Il y a des joueurs qui compensent une absence. Et il y a des joueurs qui font oublier qu’il y avait une absence. Mercredi soir au Parc des Princes, lors de la demi-finale retour de la Ligue des Champions face au Bayern Munich (1-1), Warren Zaïre-Emery a appartenu à la seconde catégorie. Titularisé dans un rôle de latéral droit pour pallier le forfait d’Achraf Hakimi — sorti blessé lors du match aller remporté 5-4 — le milieu international français a rendu une copie qui a surpris par son niveau d’exigence et sa maturité.
Un début difficile, une montée en puissance remarquable
Les premières minutes n’ont pas été simples. Luis Diaz a cherché à exploiter le couloir droit parisien, sentant peut-être la fébrilité d’un joueur repositionné dans l’urgence. Zaïre-Emery a résisté, a ajusté, et s’est progressivement imposé dans ce duel. Ce qui a suivi relevait davantage de la démonstration que du bricolage défensif : volume de jeu, intensité dans les duels, qualité à la récupération, capacité à participer à la construction.
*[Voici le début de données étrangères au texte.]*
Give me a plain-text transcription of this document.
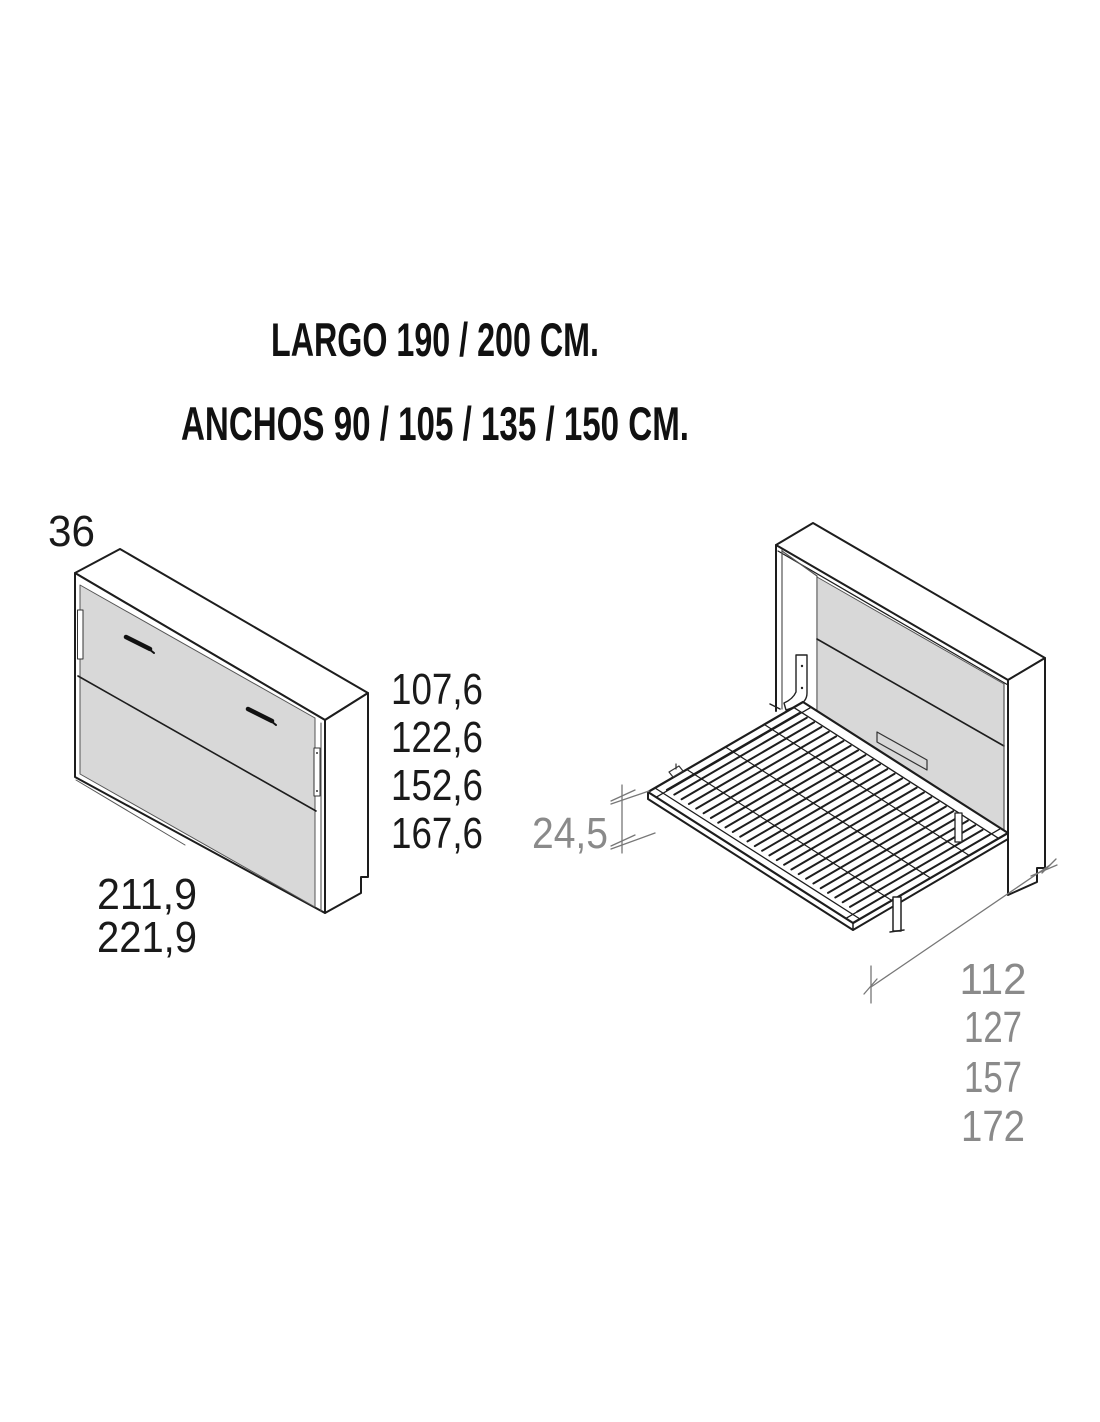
LARGO 190 / 200 CM.
ANCHOS 90 / 105 / 135 / 150 CM.
36
107,6
122,6
152,6
167,6
211,9
221,9
24,5
112
127
157
172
Un rendement complet, à un poste qui n’est pas le sien.
Bixente Lizarazu, consultant pour L’Équipe et ancien défenseur du Bayern, a été direct dans son appréciation : le collectif parisien a montré sa « capacité d’adaptation », et l’absence d’Hakimi n’a finalement « pas été préjudiciable » grâce à la performance de Zaïre-Emery. La formule dit tout ce qu’elle a à dire.
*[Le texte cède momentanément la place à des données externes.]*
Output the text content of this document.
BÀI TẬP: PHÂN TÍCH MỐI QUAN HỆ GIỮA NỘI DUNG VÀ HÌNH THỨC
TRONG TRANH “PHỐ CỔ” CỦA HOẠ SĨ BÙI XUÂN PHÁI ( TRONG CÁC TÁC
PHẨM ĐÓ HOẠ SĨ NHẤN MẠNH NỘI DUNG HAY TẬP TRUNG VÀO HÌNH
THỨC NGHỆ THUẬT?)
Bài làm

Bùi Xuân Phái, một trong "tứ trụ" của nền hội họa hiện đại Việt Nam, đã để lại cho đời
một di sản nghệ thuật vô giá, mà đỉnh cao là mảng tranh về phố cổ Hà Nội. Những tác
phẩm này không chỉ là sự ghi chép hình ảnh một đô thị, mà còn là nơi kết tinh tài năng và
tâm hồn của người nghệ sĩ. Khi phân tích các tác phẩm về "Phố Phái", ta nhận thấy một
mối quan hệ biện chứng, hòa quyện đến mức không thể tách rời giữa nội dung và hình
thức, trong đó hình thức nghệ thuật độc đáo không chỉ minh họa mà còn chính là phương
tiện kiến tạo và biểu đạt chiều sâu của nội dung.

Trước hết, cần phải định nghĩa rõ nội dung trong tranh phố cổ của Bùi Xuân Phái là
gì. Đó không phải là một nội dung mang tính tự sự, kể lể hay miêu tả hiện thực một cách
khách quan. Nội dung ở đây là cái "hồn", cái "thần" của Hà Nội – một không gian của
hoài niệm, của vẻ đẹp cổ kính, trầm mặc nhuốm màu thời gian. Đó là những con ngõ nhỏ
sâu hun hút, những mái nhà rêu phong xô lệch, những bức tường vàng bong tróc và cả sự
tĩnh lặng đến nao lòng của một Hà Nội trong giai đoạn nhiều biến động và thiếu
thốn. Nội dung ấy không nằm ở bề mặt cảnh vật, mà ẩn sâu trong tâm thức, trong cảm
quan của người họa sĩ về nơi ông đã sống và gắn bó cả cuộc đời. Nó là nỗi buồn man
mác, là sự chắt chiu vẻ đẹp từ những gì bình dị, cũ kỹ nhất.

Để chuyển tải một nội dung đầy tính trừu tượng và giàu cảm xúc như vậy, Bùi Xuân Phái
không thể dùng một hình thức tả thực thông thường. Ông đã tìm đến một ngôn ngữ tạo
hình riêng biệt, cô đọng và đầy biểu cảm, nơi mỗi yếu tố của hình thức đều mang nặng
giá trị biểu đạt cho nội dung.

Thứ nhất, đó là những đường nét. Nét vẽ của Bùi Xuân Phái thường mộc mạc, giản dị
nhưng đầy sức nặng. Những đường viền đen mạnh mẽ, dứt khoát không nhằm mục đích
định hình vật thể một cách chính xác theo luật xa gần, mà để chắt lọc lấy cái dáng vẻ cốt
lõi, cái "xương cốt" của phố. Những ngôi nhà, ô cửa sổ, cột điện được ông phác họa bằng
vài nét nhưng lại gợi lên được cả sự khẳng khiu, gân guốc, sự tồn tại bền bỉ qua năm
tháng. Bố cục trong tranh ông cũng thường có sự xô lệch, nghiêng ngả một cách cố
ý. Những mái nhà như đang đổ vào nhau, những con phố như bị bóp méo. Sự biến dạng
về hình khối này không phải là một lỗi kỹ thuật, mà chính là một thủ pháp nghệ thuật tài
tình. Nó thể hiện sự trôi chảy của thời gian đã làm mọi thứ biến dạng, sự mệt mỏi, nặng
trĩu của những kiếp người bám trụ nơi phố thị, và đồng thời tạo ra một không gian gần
La confirmation d’un retour au sommet
Ce qui rend cette soirée particulièrement significative, c’est ce qu’elle représente dans la trajectoire du joueur. La saison 2024-25 avait été celle du doute — un coup de mou visible, des performances en demi-teinte qui avaient alimenté des questions légitimes sur la capacité d’un si jeune joueur à maintenir un tel niveau dans la durée. La réponse est venue cette saison, match après match, et cette demi-finale de C1 en constitue peut-être le point le plus haut.
Patrick Colleter, ancien défenseur du PSG, n’a pas mâché ses mots pour Le Parisien : selon lui, Zaïre-Emery serait peut-être même « meilleur à droite qu’au milieu de terrain ». L’hyperbole d’un soir ou la lucidité d’un observateur qui a vu juste ? Les deux, sans doute. Ce qui est certain, c’est que le Parisien affiche une densité physique et une présence dans les duels qui tranchent avec les interrogations de l’an passé.
Un bien commun pour Luis Enrique
Pour le PSG et pour Luis Enrique, la vraie valeur de Zaïre-Emery dépasse le seul poste de milieu central. C’est sa capacité à exister partout, à absorber les contraintes tactiques sans en être diminué, qui en fait un joueur précieux dans une compétition à élimination directe où les coups durs arrivent toujours au pire moment.
Hakimi blessé, Zaïre-Emery présent : le PSG n’a pas clignoté. C’est la marque des grands collectifs — et peut-être des grandes carrières.